1. Market Volatility
The biggest difference between physical precious metals and those held via indexes is simply the presence or absence of the digital market. Physical gold is stored at home or in secure depository facilities, while ETF investments are purely executed via digital trading platforms and stored virtually. While the convenience of being able to trade almost instantaneously may be appealing, a precious metals index is still very susceptible to market volatility.
This volatility is magnified by the ability of the gold ETF to engage in leveraging, which means that ETF’s do not hold every ounce of gold that their funds trades upon. Not holding the physical gold leaves the funds highly susceptible to even the smallest of downward movements in the market. In contrast, holding physical assets, such as gold bars, historically acts as a hedge against major market turbulence (i.e. the 2008 stock market crash).

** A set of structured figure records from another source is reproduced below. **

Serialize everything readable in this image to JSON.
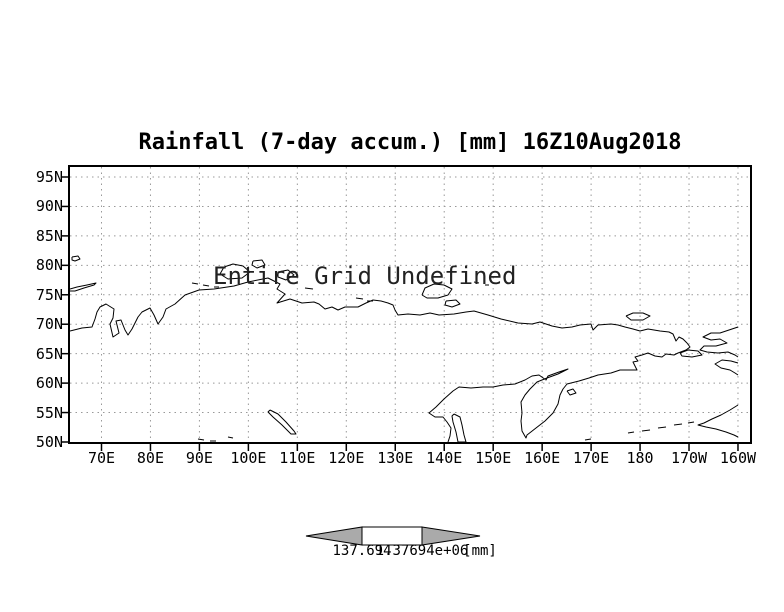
{
  "title": "Rainfall (7-day accum.) [mm] 16Z10Aug2018",
  "annotation": "Entire Grid Undefined",
  "chart_data": {
    "type": "map",
    "title": "Rainfall (7-day accum.) [mm] 16Z10Aug2018",
    "subtitle": "",
    "status_annotation": "Entire Grid Undefined",
    "grid": "dotted",
    "legend_position": "bottom-center colorbar",
    "x_axis": {
      "ticks": [
        "70E",
        "80E",
        "90E",
        "100E",
        "110E",
        "120E",
        "130E",
        "140E",
        "150E",
        "160E",
        "170E",
        "180",
        "170W",
        "160W"
      ]
    },
    "y_axis": {
      "ticks": [
        "95N",
        "90N",
        "85N",
        "80N",
        "75N",
        "70N",
        "65N",
        "60N",
        "55N",
        "50N"
      ]
    },
    "series": [],
    "colorbar": {
      "left_label": "137.694",
      "right_label": "1.37694e+06",
      "units_label": "[mm]",
      "arrow_fill": "#aaaaaa",
      "box_fill": "#ffffff"
    },
    "colors": {
      "coastline": "#000000",
      "gridline": "#999999",
      "frame": "#000000",
      "background": "#ffffff"
    }
  },
  "map": {
    "mainland": [
      [
        0,
        164
      ],
      [
        12,
        161
      ],
      [
        22,
        160
      ],
      [
        25,
        152
      ],
      [
        27,
        145
      ],
      [
        30,
        140
      ],
      [
        36,
        137
      ],
      [
        44,
        142
      ],
      [
        43,
        151
      ],
      [
        40,
        157
      ],
      [
        43,
        170
      ],
      [
        49,
        166
      ],
      [
        46,
        154
      ],
      [
        51,
        153
      ],
      [
        55,
        163
      ],
      [
        58,
        168
      ],
      [
        62,
        162
      ],
      [
        68,
        150
      ],
      [
        72,
        145
      ],
      [
        76,
        143
      ],
      [
        80,
        141
      ],
      [
        84,
        148
      ],
      [
        88,
        157
      ],
      [
        93,
        150
      ],
      [
        96,
        142
      ],
      [
        105,
        137
      ],
      [
        115,
        128
      ],
      [
        129,
        123
      ],
      [
        144,
        122
      ],
      [
        164,
        119
      ],
      [
        178,
        115
      ],
      [
        198,
        111
      ],
      [
        210,
        117
      ],
      [
        207,
        122
      ],
      [
        215,
        127
      ],
      [
        207,
        136
      ],
      [
        220,
        132
      ],
      [
        232,
        136
      ],
      [
        244,
        135
      ],
      [
        249,
        137
      ],
      [
        255,
        142
      ],
      [
        262,
        140
      ],
      [
        268,
        143
      ],
      [
        275,
        140
      ],
      [
        288,
        140
      ],
      [
        296,
        136
      ],
      [
        303,
        133
      ],
      [
        311,
        134
      ],
      [
        318,
        136
      ],
      [
        323,
        138
      ],
      [
        325,
        143
      ],
      [
        328,
        148
      ],
      [
        338,
        147
      ],
      [
        350,
        148
      ],
      [
        360,
        146
      ],
      [
        369,
        148
      ],
      [
        384,
        147
      ],
      [
        396,
        145
      ],
      [
        404,
        144
      ],
      [
        418,
        148
      ],
      [
        431,
        152
      ],
      [
        448,
        156
      ],
      [
        462,
        157
      ],
      [
        470,
        155
      ],
      [
        482,
        159
      ],
      [
        492,
        161
      ],
      [
        502,
        160
      ],
      [
        510,
        158
      ],
      [
        521,
        157
      ],
      [
        523,
        163
      ],
      [
        528,
        158
      ],
      [
        541,
        157
      ],
      [
        548,
        158
      ],
      [
        555,
        160
      ],
      [
        563,
        162
      ],
      [
        570,
        164
      ],
      [
        578,
        162
      ],
      [
        590,
        164
      ],
      [
        599,
        165
      ],
      [
        603,
        167
      ],
      [
        606,
        174
      ],
      [
        609,
        170
      ],
      [
        613,
        172
      ],
      [
        617,
        176
      ],
      [
        620,
        180
      ],
      [
        616,
        183
      ],
      [
        608,
        186
      ],
      [
        604,
        188
      ],
      [
        596,
        187
      ],
      [
        592,
        190
      ],
      [
        585,
        189
      ],
      [
        578,
        186
      ],
      [
        572,
        188
      ],
      [
        565,
        190
      ],
      [
        568,
        194
      ],
      [
        563,
        195
      ],
      [
        567,
        203
      ],
      [
        550,
        203
      ],
      [
        541,
        206
      ],
      [
        528,
        208
      ],
      [
        519,
        211
      ],
      [
        509,
        214
      ],
      [
        497,
        217
      ],
      [
        493,
        222
      ],
      [
        490,
        228
      ],
      [
        488,
        237
      ],
      [
        483,
        246
      ],
      [
        475,
        254
      ],
      [
        466,
        261
      ],
      [
        457,
        268
      ],
      [
        456,
        271
      ],
      [
        452,
        264
      ],
      [
        451,
        254
      ],
      [
        452,
        246
      ],
      [
        451,
        235
      ],
      [
        455,
        228
      ],
      [
        460,
        222
      ],
      [
        467,
        215
      ],
      [
        477,
        211
      ],
      [
        488,
        207
      ],
      [
        498,
        202
      ],
      [
        489,
        205
      ],
      [
        478,
        209
      ],
      [
        476,
        213
      ],
      [
        469,
        208
      ],
      [
        462,
        209
      ],
      [
        455,
        213
      ],
      [
        445,
        217
      ],
      [
        433,
        218
      ],
      [
        423,
        220
      ],
      [
        413,
        220
      ],
      [
        401,
        221
      ],
      [
        389,
        220
      ],
      [
        383,
        224
      ],
      [
        374,
        232
      ],
      [
        366,
        240
      ],
      [
        359,
        246
      ],
      [
        365,
        250
      ],
      [
        373,
        250
      ],
      [
        377,
        255
      ],
      [
        381,
        261
      ],
      [
        380,
        269
      ],
      [
        378,
        275
      ]
    ],
    "islands": [
      [
        [
          0,
          122
        ],
        [
          7,
          120
        ],
        [
          17,
          118
        ],
        [
          26,
          116
        ],
        [
          24,
          118
        ],
        [
          14,
          121
        ],
        [
          5,
          124
        ],
        [
          0,
          124
        ]
      ],
      [
        [
          2,
          90
        ],
        [
          8,
          89
        ],
        [
          10,
          92
        ],
        [
          5,
          94
        ],
        [
          2,
          93
        ],
        [
          2,
          90
        ]
      ],
      [
        [
          150,
          107
        ],
        [
          154,
          100
        ],
        [
          163,
          97
        ],
        [
          173,
          99
        ],
        [
          180,
          105
        ],
        [
          172,
          111
        ],
        [
          158,
          112
        ],
        [
          150,
          107
        ]
      ],
      [
        [
          183,
          94
        ],
        [
          192,
          93
        ],
        [
          195,
          98
        ],
        [
          187,
          101
        ],
        [
          182,
          98
        ],
        [
          183,
          94
        ]
      ],
      [
        [
          208,
          105
        ],
        [
          218,
          103
        ],
        [
          224,
          108
        ],
        [
          216,
          113
        ],
        [
          208,
          110
        ],
        [
          208,
          105
        ]
      ],
      [
        [
          122,
          116
        ],
        [
          128,
          117
        ]
      ],
      [
        [
          133,
          118
        ],
        [
          139,
          119
        ]
      ],
      [
        [
          144,
          120
        ],
        [
          149,
          120
        ]
      ],
      [
        [
          235,
          121
        ],
        [
          243,
          122
        ]
      ],
      [
        [
          286,
          131
        ],
        [
          293,
          132
        ]
      ],
      [
        [
          297,
          134
        ],
        [
          303,
          134
        ]
      ],
      [
        [
          352,
          128
        ],
        [
          355,
          121
        ],
        [
          364,
          117
        ],
        [
          374,
          118
        ],
        [
          382,
          122
        ],
        [
          378,
          128
        ],
        [
          368,
          131
        ],
        [
          357,
          131
        ],
        [
          352,
          128
        ]
      ],
      [
        [
          376,
          134
        ],
        [
          386,
          133
        ],
        [
          390,
          137
        ],
        [
          382,
          140
        ],
        [
          375,
          138
        ],
        [
          376,
          134
        ]
      ],
      [
        [
          404,
          115
        ],
        [
          409,
          116
        ]
      ],
      [
        [
          415,
          118
        ],
        [
          419,
          118
        ]
      ],
      [
        [
          556,
          149
        ],
        [
          563,
          146
        ],
        [
          573,
          146
        ],
        [
          580,
          149
        ],
        [
          573,
          153
        ],
        [
          561,
          153
        ],
        [
          556,
          149
        ]
      ],
      [
        [
          610,
          186
        ],
        [
          618,
          183
        ],
        [
          628,
          184
        ],
        [
          632,
          188
        ],
        [
          622,
          190
        ],
        [
          612,
          189
        ],
        [
          610,
          186
        ]
      ],
      [
        [
          497,
          224
        ],
        [
          503,
          222
        ],
        [
          506,
          226
        ],
        [
          500,
          228
        ],
        [
          497,
          224
        ]
      ],
      [
        [
          558,
          266
        ],
        [
          564,
          265
        ]
      ],
      [
        [
          572,
          264
        ],
        [
          580,
          263
        ]
      ],
      [
        [
          588,
          261
        ],
        [
          596,
          260
        ]
      ],
      [
        [
          604,
          258
        ],
        [
          612,
          257
        ]
      ],
      [
        [
          618,
          256
        ],
        [
          624,
          255
        ]
      ],
      [
        [
          515,
          273
        ],
        [
          521,
          272
        ]
      ],
      [
        [
          200,
          243
        ],
        [
          208,
          247
        ],
        [
          216,
          255
        ],
        [
          224,
          264
        ],
        [
          226,
          267
        ],
        [
          221,
          267
        ],
        [
          212,
          258
        ],
        [
          203,
          250
        ],
        [
          198,
          245
        ],
        [
          200,
          243
        ]
      ],
      [
        [
          384,
          247
        ],
        [
          390,
          250
        ],
        [
          392,
          258
        ],
        [
          394,
          268
        ],
        [
          396,
          275
        ],
        [
          388,
          275
        ],
        [
          386,
          265
        ],
        [
          383,
          255
        ],
        [
          382,
          249
        ],
        [
          384,
          247
        ]
      ],
      [
        [
          128,
          272
        ],
        [
          134,
          273
        ]
      ],
      [
        [
          140,
          274
        ],
        [
          146,
          274
        ]
      ],
      [
        [
          158,
          270
        ],
        [
          163,
          271
        ]
      ],
      [
        [
          668,
          160
        ],
        [
          659,
          163
        ],
        [
          650,
          166
        ],
        [
          641,
          166
        ],
        [
          633,
          170
        ],
        [
          641,
          173
        ],
        [
          650,
          172
        ],
        [
          657,
          176
        ],
        [
          646,
          179
        ],
        [
          634,
          179
        ],
        [
          630,
          183
        ],
        [
          637,
          185
        ],
        [
          648,
          186
        ],
        [
          658,
          185
        ],
        [
          665,
          188
        ],
        [
          668,
          190
        ]
      ],
      [
        [
          668,
          196
        ],
        [
          661,
          194
        ],
        [
          652,
          193
        ],
        [
          645,
          197
        ],
        [
          651,
          201
        ],
        [
          660,
          203
        ],
        [
          665,
          206
        ],
        [
          668,
          208
        ]
      ],
      [
        [
          668,
          238
        ],
        [
          660,
          243
        ],
        [
          651,
          248
        ],
        [
          642,
          252
        ],
        [
          634,
          256
        ],
        [
          628,
          258
        ],
        [
          636,
          260
        ],
        [
          646,
          262
        ],
        [
          656,
          265
        ],
        [
          664,
          268
        ],
        [
          668,
          270
        ]
      ]
    ]
  }
}
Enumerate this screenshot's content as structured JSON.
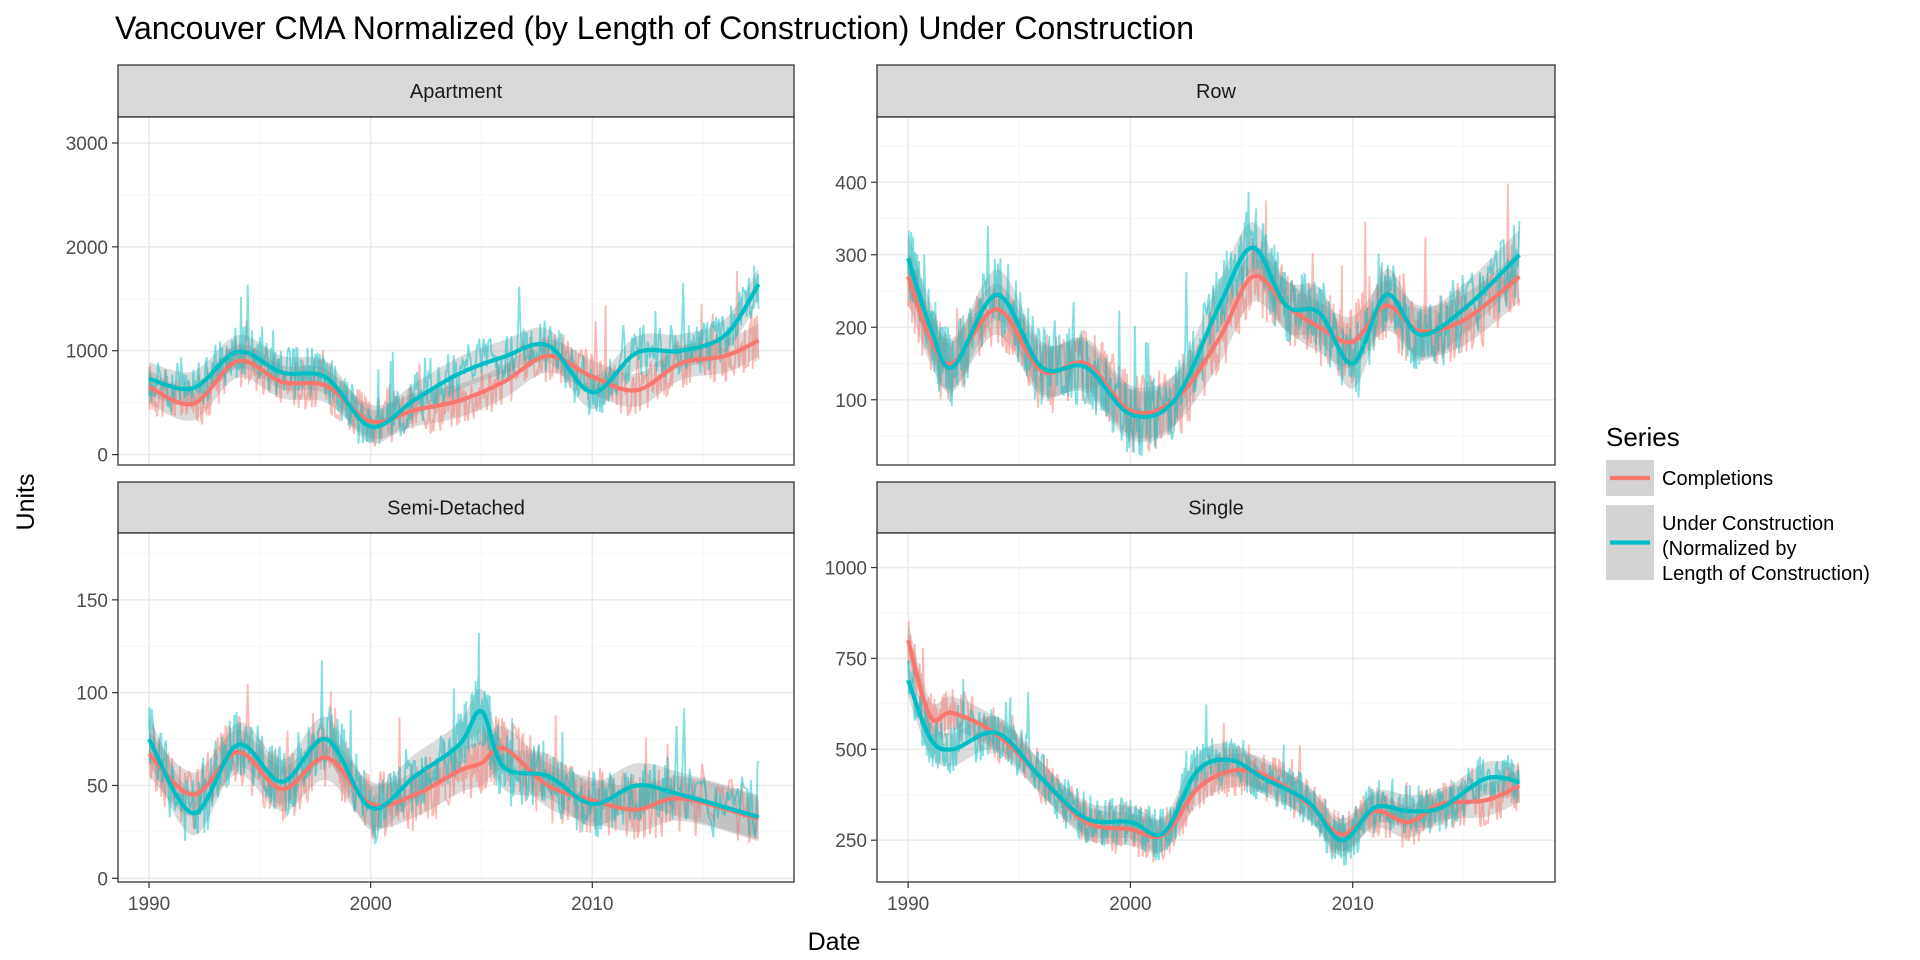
{
  "chart_data": {
    "type": "line",
    "title": "Vancouver CMA Normalized (by Length of Construction) Under Construction",
    "xlabel": "Date",
    "ylabel": "Units",
    "legend": {
      "title": "Series",
      "placement": "right",
      "entries": [
        {
          "lines": [
            "Completions"
          ],
          "color": "#F8766D"
        },
        {
          "lines": [
            "Under Construction",
            "(Normalized by",
            "Length of Construction)"
          ],
          "color": "#00BFC4"
        }
      ]
    },
    "colors": {
      "completions": "#F8766D",
      "under_construction": "#00BFC4",
      "ribbon": "#999999",
      "strip": "#D9D9D9",
      "grid_major": "#EBEBEB",
      "grid_minor": "#F5F5F5"
    },
    "grid": true,
    "x_ticks": [
      1990,
      2000,
      2010
    ],
    "xlim": [
      1988.6,
      2019.1
    ],
    "panels": [
      {
        "name": "Apartment",
        "ylim": [
          -100,
          3250
        ],
        "y_ticks": [
          0,
          1000,
          2000,
          3000
        ],
        "x": [
          1990,
          1992,
          1994,
          1996,
          1998,
          2000,
          2002,
          2004,
          2006,
          2008,
          2010,
          2012,
          2014,
          2016,
          2017.5
        ],
        "series": [
          {
            "name": "Completions",
            "smooth": [
              650,
              490,
              900,
              700,
              660,
              320,
              430,
              520,
              700,
              950,
              750,
              620,
              880,
              950,
              1100
            ]
          },
          {
            "name": "Under Construction (Normalized by Length of Construction)",
            "smooth": [
              730,
              640,
              990,
              790,
              740,
              270,
              530,
              780,
              940,
              1050,
              600,
              980,
              1000,
              1150,
              1640
            ]
          }
        ],
        "ribbon_halfwidth": 160
      },
      {
        "name": "Row",
        "ylim": [
          10,
          490
        ],
        "y_ticks": [
          100,
          200,
          300,
          400
        ],
        "x": [
          1990,
          1991,
          1992,
          1994,
          1996,
          1998,
          2000,
          2002,
          2004,
          2005.5,
          2007,
          2008.5,
          2010,
          2011.5,
          2013,
          2015,
          2017.5
        ],
        "series": [
          {
            "name": "Completions",
            "smooth": [
              270,
              185,
              150,
              225,
              140,
              150,
              85,
              100,
              185,
              270,
              230,
              200,
              180,
              230,
              195,
              210,
              270
            ]
          },
          {
            "name": "Under Construction (Normalized by Length of Construction)",
            "smooth": [
              295,
              200,
              145,
              245,
              145,
              145,
              80,
              100,
              230,
              310,
              230,
              220,
              150,
              245,
              190,
              225,
              300
            ]
          }
        ],
        "ribbon_halfwidth": 35
      },
      {
        "name": "Semi-Detached",
        "ylim": [
          -2,
          186
        ],
        "y_ticks": [
          0,
          50,
          100,
          150
        ],
        "x": [
          1990,
          1992,
          1994,
          1996,
          1998,
          2000,
          2002,
          2004,
          2005,
          2006,
          2008,
          2010,
          2012,
          2014,
          2017.5
        ],
        "series": [
          {
            "name": "Completions",
            "smooth": [
              67,
              45,
              68,
              48,
              65,
              40,
              45,
              58,
              62,
              70,
              50,
              42,
              37,
              43,
              32
            ]
          },
          {
            "name": "Under Construction (Normalized by Length of Construction)",
            "smooth": [
              75,
              35,
              72,
              52,
              75,
              38,
              55,
              72,
              90,
              60,
              55,
              40,
              50,
              45,
              33
            ]
          }
        ],
        "ribbon_halfwidth": 12
      },
      {
        "name": "Single",
        "ylim": [
          135,
          1095
        ],
        "y_ticks": [
          250,
          500,
          750,
          1000
        ],
        "x": [
          1990,
          1991,
          1992,
          1994,
          1996,
          1998,
          2000,
          2001.5,
          2003,
          2004.5,
          2006,
          2008,
          2009.5,
          2011,
          2012.5,
          2014,
          2016,
          2017.5
        ],
        "series": [
          {
            "name": "Completions",
            "smooth": [
              800,
              590,
              600,
              540,
              420,
              300,
              280,
              265,
              390,
              440,
              430,
              350,
              265,
              330,
              300,
              350,
              360,
              400
            ]
          },
          {
            "name": "Under Construction (Normalized by Length of Construction)",
            "smooth": [
              690,
              530,
              500,
              545,
              420,
              310,
              300,
              270,
              440,
              470,
              420,
              355,
              250,
              340,
              330,
              340,
              420,
              410
            ]
          }
        ],
        "ribbon_halfwidth": 45
      }
    ]
  }
}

2. Fund Manager vs. Supply and Demand
The value of gold, while typically universal, can be affected based on the form an investor chooses to hold it in. The value of physical metals is generally determined based on global supply and demand. For example, if China builds more solar panels utilizing silver components, the higher we see the price of silver climb.
A precious metal index on the other hand has additional factors that play into the value and ROI an investor receives. A mutual fund or ETF is going to hold a variety of precious metal investments, all affected by market movements and supply and demand. Fund managers determine which assets are included and excluded daily in a gold ETF and could have a significant impact in the fund's results.
3. Disaster Preparedness
Whether it’s a stock market crash, war or a natural disaster, there is one advantage physical assets can provide that indexes cannot – financial security. While devastating to imagine, the reality of our financial assets being rendered inaccessible or, god forbid, wiped out, is very possible. When digital assets are unavailable, physical assets provide a way to access and store wealth.
Depending on an investor’s goals the main differences between physical precious metals and indexes should be evaluated and considered closely. For investors looking to secure long-term financial security and work toward a healthy retirement, physical precious metal assets are the path to consider.